Every journey starts with a single step. My journey started "officially" in March 2006. I started this blog six years into my journey, I often find myself amazed at how this disease taught me a lot....about me. I find the hot air balloons a perfect representation of my journey, with all it's ups and downs....I still soar.
Wednesday, September 17, 2008
I've lost my sense of humor.....
and don't know where to find it. My sense of humor regarding dealing with MS anyway. I follow other blogs written by folks dealing with MS. (Some, on a daily basis as they post as regularly as I do). Their blogs are filled with wit and humor in dealing with MS. They always seem to find something funny to write about daily with their experience.

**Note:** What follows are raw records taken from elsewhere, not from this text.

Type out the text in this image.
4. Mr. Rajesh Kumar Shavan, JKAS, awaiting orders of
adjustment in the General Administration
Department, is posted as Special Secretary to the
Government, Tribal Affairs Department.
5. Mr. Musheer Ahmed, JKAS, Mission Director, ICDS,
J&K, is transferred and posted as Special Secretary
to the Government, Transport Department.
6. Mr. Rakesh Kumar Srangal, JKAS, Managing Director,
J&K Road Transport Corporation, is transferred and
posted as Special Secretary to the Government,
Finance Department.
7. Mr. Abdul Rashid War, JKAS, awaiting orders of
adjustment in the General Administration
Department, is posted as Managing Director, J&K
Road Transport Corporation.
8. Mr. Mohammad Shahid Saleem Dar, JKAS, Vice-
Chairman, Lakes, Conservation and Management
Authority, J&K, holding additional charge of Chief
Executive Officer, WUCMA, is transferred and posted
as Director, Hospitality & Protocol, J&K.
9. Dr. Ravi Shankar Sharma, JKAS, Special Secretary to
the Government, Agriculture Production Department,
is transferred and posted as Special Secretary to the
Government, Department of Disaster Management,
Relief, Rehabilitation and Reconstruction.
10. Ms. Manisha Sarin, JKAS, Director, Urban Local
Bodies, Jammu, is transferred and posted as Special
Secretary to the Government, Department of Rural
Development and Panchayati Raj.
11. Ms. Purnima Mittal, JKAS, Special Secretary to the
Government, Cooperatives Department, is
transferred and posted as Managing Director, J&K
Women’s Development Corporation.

Well, right now I don't see anything to be witty or humorous about regarding my journey with MS. Not right now. I find nothing funny in stumbling around. Even using a cane. Nothing funny about having to literally lift my left leg to get in and out of the car. I am not amused with the fact I can no longer get in and out of my bathtub, my huge, wonderful soaking bathtub, without help. Nothing remotely witty about the MS induced insomnia and pain. Nope. Nothing funny there at all. So, instead of focusing on the negative aspects of MS, I'm focusing on what I'm going to DO about it. The first step was getting my hind end to Texas and starting treatment. I'll be going back before the holidays for more treatments, but haven't decided the exact dates yet. The second step is following the treatments and keeping my expectations REALISTIC. (That step is in progress). The third step is simply doing the best I can with the cards MS has dealt me. I'm working on that. I try not to allow any limitations stop me from doing what I want to do. I may have to modify things, but I don't let it stop me. Really, I think "Not letting it stop me", is my overall goal with MS. Goes back to the decision to live my life and not the disease.